Donnerstag, 3. April 2025

Steine

 

„Es gibt Zeiten, wo die Zerbrechlichkeit alles Lebenden so offensichtlich ist, dass man jeden Augenblick auf einen Stoß, Sturz oder Bruch zu warten beginnt. Man fängt an, mit Schicksalsschlägen zu rechnen.“ Das schreibt Siri Hustvedt in ihrem Roman „Der Sommer ohne Männer“. Ich mag das Buch, das sich so persönlich an die LeserInnen wendet, das einen so liebevollen Blick auf eine junge Familie, alte Eltern, Ehemänner, junge Mädchen und nicht zuletzt auf sich selbst, die Ich-Erzählerin richtet. Sie scheut sich weder vor Gefühlen noch davor, Verantwortung zu übernehmen und Dinge anzusprechen.

Die Zerbrechlichkeit alles Lebenden, dazu gehört für mich immer auch der Blick auf unsere Ängste, auf die Psyche der Kinder und Heranwachsenden, auf die politischen Veränderungen und vor allem auf die Natur. Sie spiegelt uns am deutlichsten, wie es um uns steht.
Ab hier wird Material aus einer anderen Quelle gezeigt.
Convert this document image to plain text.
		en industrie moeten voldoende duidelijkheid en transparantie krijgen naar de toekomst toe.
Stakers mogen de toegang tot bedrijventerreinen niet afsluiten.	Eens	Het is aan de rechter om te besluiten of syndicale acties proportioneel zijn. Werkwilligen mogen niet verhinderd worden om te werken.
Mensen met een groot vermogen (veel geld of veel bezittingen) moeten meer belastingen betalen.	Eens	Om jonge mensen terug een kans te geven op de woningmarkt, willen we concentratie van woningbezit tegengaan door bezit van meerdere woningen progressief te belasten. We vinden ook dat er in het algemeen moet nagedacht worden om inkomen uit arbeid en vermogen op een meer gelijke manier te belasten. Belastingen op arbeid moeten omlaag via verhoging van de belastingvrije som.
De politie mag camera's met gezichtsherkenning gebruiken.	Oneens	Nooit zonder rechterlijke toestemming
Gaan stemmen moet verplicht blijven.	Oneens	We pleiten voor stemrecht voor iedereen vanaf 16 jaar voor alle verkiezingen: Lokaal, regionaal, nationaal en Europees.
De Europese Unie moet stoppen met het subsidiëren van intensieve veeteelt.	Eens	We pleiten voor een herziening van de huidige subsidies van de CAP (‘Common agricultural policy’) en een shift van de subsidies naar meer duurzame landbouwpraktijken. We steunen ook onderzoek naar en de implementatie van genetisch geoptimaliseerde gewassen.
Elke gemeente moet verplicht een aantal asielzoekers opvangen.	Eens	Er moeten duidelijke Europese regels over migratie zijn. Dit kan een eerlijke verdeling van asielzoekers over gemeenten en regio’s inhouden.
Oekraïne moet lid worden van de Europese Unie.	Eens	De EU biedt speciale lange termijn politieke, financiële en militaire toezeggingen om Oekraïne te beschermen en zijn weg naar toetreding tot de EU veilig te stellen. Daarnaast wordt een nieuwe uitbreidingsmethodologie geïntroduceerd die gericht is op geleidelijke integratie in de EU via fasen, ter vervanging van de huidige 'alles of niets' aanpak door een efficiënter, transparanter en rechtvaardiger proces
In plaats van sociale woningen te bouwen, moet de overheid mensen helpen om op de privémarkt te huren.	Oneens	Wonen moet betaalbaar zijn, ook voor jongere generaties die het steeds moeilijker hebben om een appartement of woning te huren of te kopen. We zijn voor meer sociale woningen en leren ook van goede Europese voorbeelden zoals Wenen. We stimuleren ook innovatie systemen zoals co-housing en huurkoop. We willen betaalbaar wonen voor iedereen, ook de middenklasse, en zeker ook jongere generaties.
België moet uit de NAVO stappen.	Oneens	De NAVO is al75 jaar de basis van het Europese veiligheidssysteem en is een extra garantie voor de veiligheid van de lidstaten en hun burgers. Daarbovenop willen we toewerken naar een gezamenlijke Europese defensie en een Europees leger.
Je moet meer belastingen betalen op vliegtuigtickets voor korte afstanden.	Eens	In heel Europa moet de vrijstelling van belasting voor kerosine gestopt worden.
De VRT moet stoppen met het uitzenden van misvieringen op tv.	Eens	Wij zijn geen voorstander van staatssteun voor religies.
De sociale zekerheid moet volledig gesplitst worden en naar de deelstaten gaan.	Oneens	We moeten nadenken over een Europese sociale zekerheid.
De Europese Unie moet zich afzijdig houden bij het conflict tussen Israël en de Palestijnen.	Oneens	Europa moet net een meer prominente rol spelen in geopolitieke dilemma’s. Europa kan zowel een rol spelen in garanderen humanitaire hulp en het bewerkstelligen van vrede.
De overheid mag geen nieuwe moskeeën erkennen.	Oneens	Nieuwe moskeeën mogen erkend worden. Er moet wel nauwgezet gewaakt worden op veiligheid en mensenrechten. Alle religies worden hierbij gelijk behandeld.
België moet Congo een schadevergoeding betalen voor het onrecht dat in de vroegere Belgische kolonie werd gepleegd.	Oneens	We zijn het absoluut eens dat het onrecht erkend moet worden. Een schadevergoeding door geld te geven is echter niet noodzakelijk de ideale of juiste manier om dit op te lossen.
Ich werde im Sommer zum dreizehnten Mal umziehen. Erneut geht es ums Loslassen, diesmal bin ich noch großzügiger als die letzten Male – es soll, wenn möglich, das letzte oder vorletzte Mal sein. Man weiß nie. Jedes Ding wird in die Hand genommen und entweder als Mitnehmens-würdig, Gebrauchtwarenhof-würdig, Flohmarkt-würdig oder wegwerf-würdig erachtet. Die Dinge üben Macht über uns aus – das wird mir vor allem bewusst, wenn ich die Widerstände wahrnehme, wenn es darum geht, meine gesammelten Steine „aufzugeben“. Für viele werde ich in der Gegend des neuen Wohnorts einen guten Platz finden, doch ab und zu ertappe ich mich dabei, wie ich das eine oder andere Exemplar wieder aus der Schachtel nehme, die für den Umzug bereitsteht. Es ist weniger der Fundort der Steine, der mich mit ihnen verbindet, es ist ihre Form, die Glätte und besonders die weißen Quarzbänder, die die Brüche der Erdgeschichte in sie eingeschrieben haben wie die Linien einer Zeichnung. Auch diese Linien erzählen von Zerbrechlichkeit, sind sie doch in einem Moment entstanden, als unter großem Druck Teile zusammengefügt wurden, die vorher großer Druck hatte bersten lassen. Und die Steine verkörpern für mich die Zeit, denn es sind meist Flusskiesel, die über lange Zeiträume rundgeschliffen wurden.

Über meinem Schreibtisch ist folgender Text zu lesen (AutorIn unbekannt):

Von allen Kreaturen in diesem Universum haben Felsen die größte Begabung, an ihrem Platz festzuhalten. Das heißt nicht, dass sie sich nicht bewegen, sie bewegen sich, aber sie schaffen es, ihren Platz zu behalten, ihr Gewicht, ihr Zentrum.

Gib dem Teil in dir nicht nach, der sagt: Ich bin nicht gut genug! Sei ein Fels!